# Consider the sequence defined: $a_1=0, a_{n+1}=3+\sqrt{11+a_n}$, show that is bounded above and increasing using induction.

Consider the sequence defined: $a_1=0, a_{n+1}=3+\sqrt{11+a_n}$ a) Show, using induction, that this sequence is bounded above by 14; b) prove that the sequence is increasing; c) Why must it converge?; d)Find the limit.

So for part a), I have:

Let $P(n)$ be the statement that $a_n \leq 14$. Consider $P(1)$, where $n=1$. Then $0 \leq 14$, which is indeed true. Now assume that $P(k)$ is true for some $k\in \mathbb{N}$, i.e. $a_k \leq 14$ Then for $P(k+1)$: $a_{k+1}=3+\sqrt{11+a_k}=3+\sqrt{11+14}=8 \leq 14$. Thus the statement holds for $P(k+1)$ is true. Therefore the statement holds for all $n \in \mathbb{N}$.

For part b), I also use induction.

Let $S(n)$ be the statement: $a_{n+1} \geq a_n, \forall n \in \mathbb{N}$. Then for $n=1$, we have that $S(1)$ is $a_2=3+\sqrt{11} \geq a_1=0$, which is indeed true. Assume $S(k)$ is true for some $k \in \mathbb{N}$, i.e. $a_{k+1} \geq a_k$. Then for $S(k+1)$, $a_{k+2}=3+\sqrt{11+a_{k+1}} \geq 3+\sqrt{11+a_k}=a_{k+1}$. Thus $S(k+1)$ is true. Thus $S(n)$ is true for all $n \in \mathbb{N}$

c) The sequence must converge since this sequence is bounded and monotonically increasing. d) For this part do I say that $L=3+\sqrt{11+L}$, and then solve for $L$?

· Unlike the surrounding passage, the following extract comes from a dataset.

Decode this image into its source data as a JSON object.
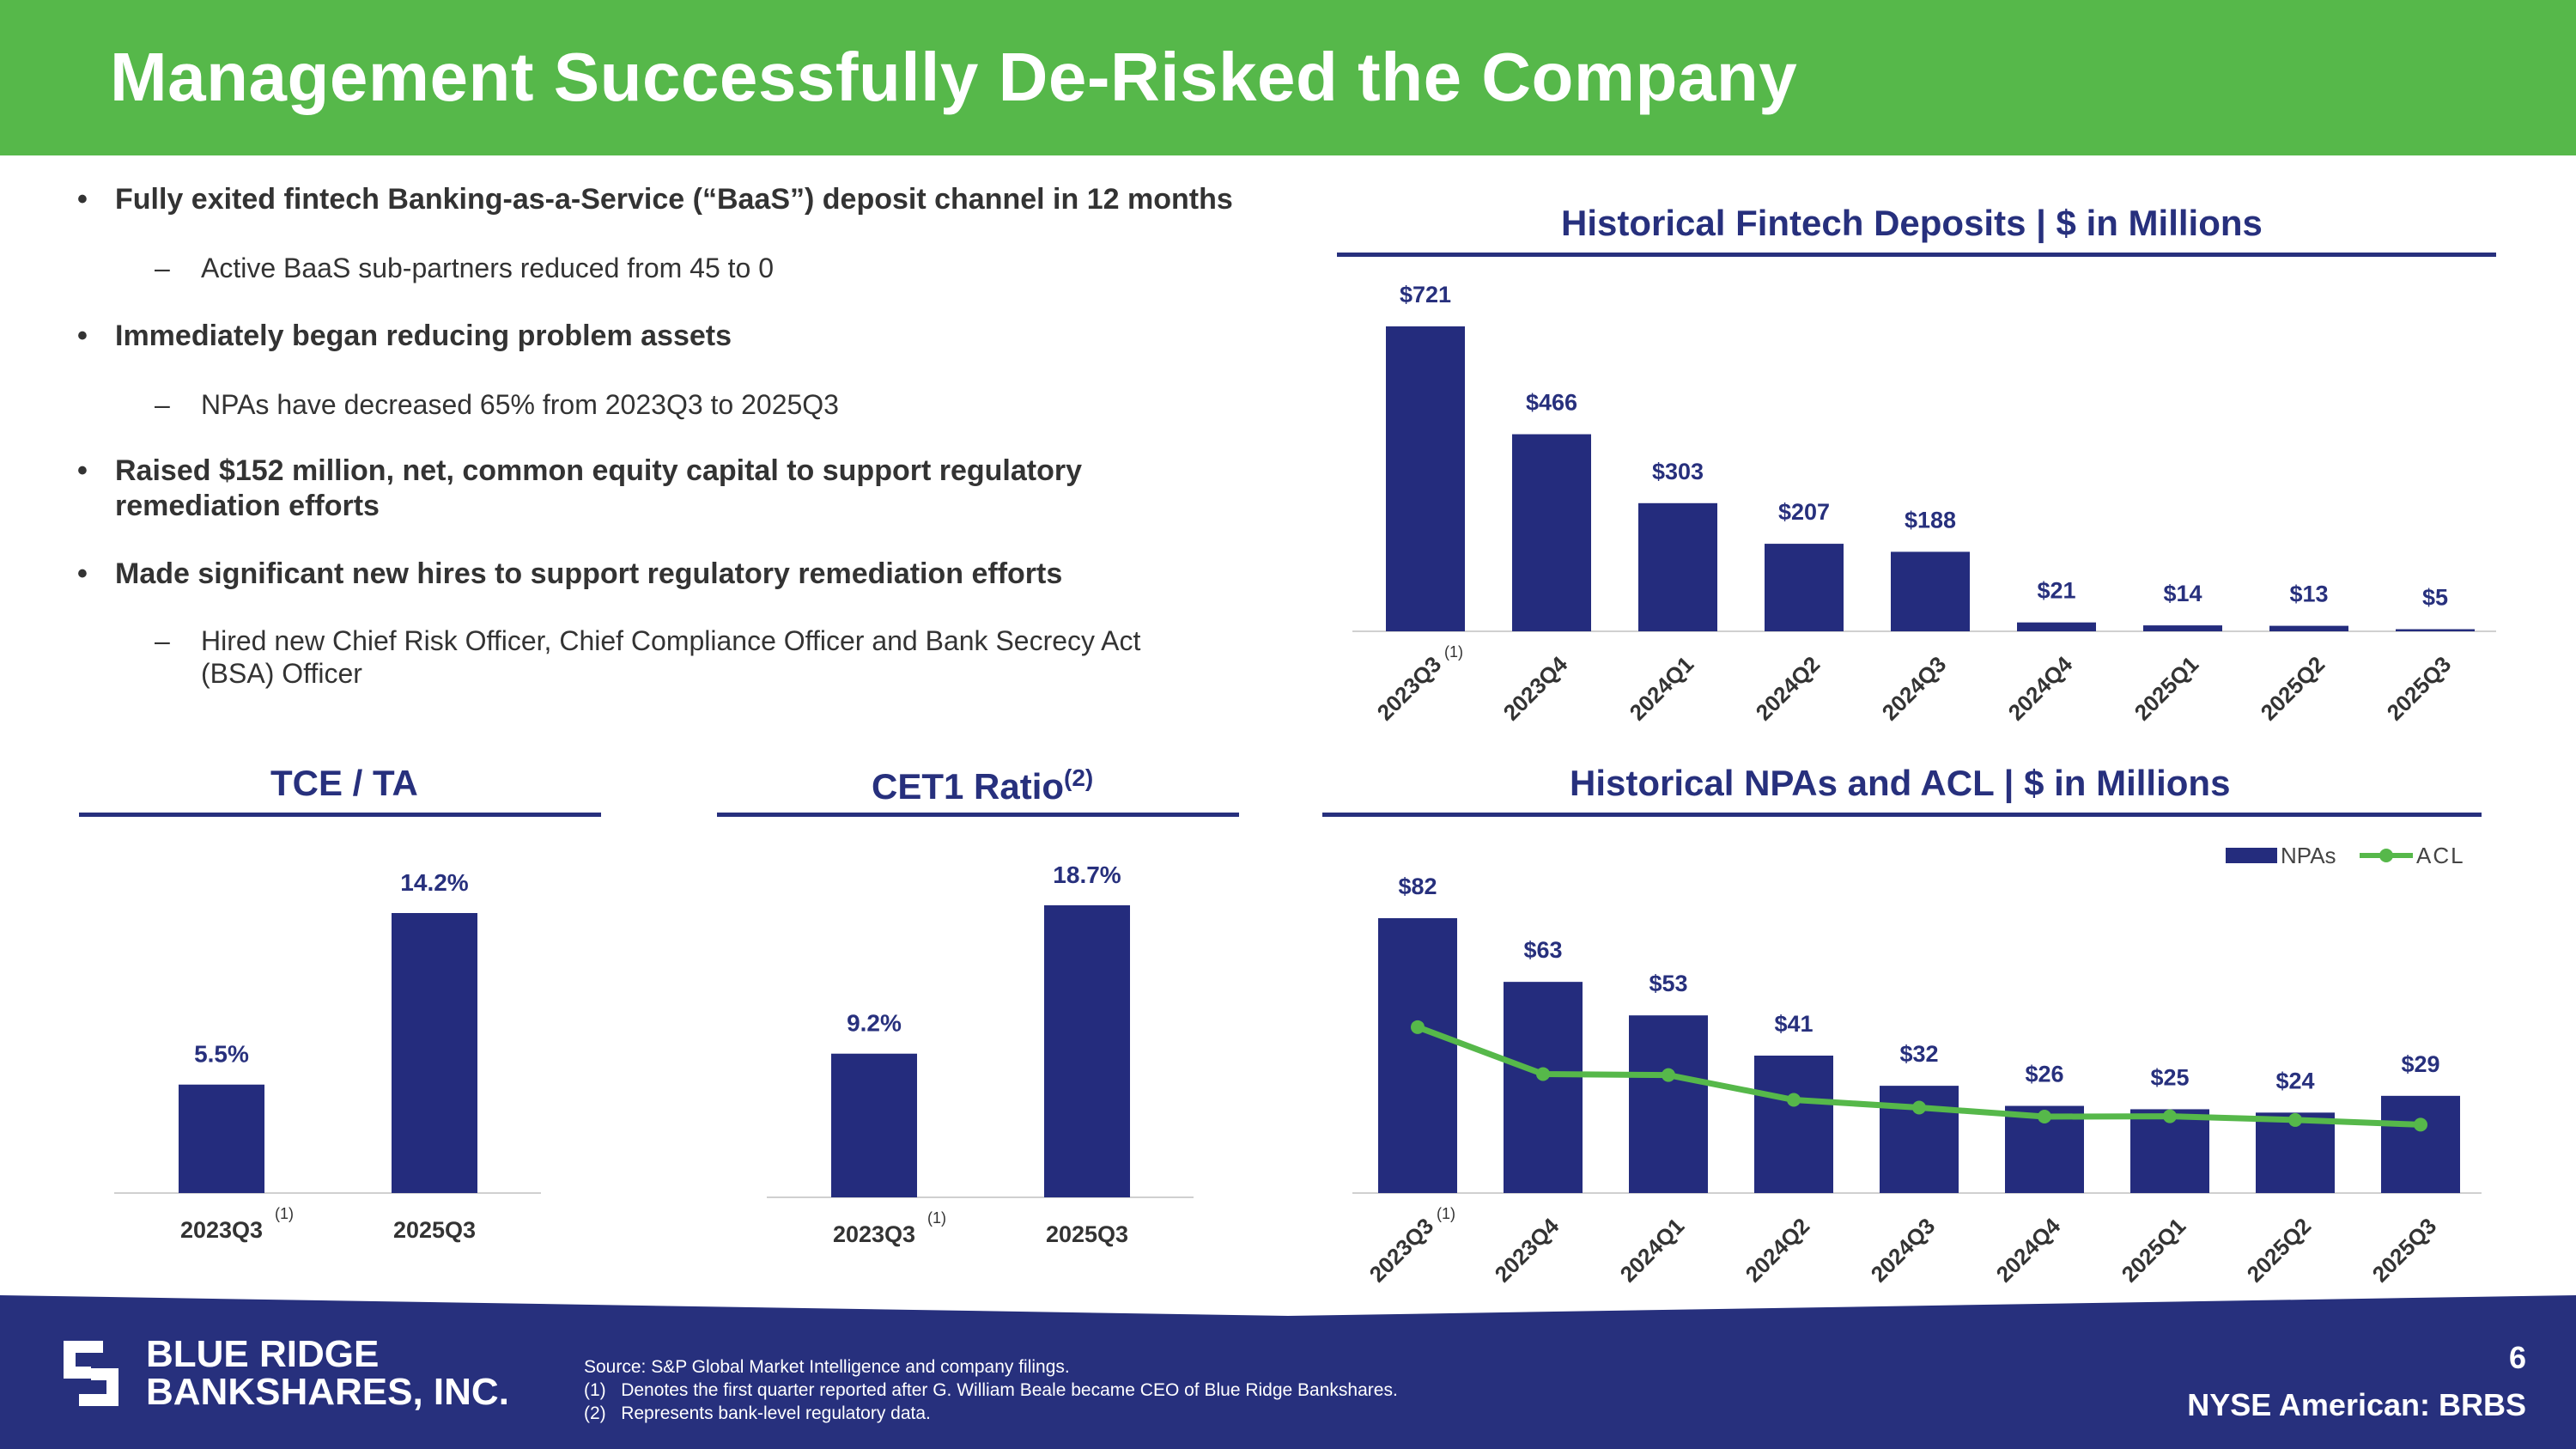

I just want to see if I am doing this correctly. I think that part b is incorrect because of the induction step. Any help and feedback is appreciated. Thanks in advance.

• It's all fine. Just one minor thing (probably a typo): you should have a $\leq$ in part a) where you wrote $3+\sqrt{11+a_k}=3+\sqrt{11+14}$. And yes finish off by solving for L. – user39572 Oct 2 '12 at 1:52
• Seems basically fine. In proof that the sequence is bounded, you want $a_{k+1}=3+\sqrt{11+a_k}\le 3+\sqrt{11+14}=8\le 14$. And you should say that the statement $P(k+1)$ is true. Your version not clear, "for" confusing. In second induction, there should be no $\forall n$ at the start. Rest of (b) is fine. – André Nicolas Oct 2 '12 at 1:55

A minor point: You find using your method that the limit $L$ is a solution to the quadratic equation $x^2-7x-2$. One of the solutions to this equation is positive, and the other is negative, and you can deduce that the limit is the positive solution.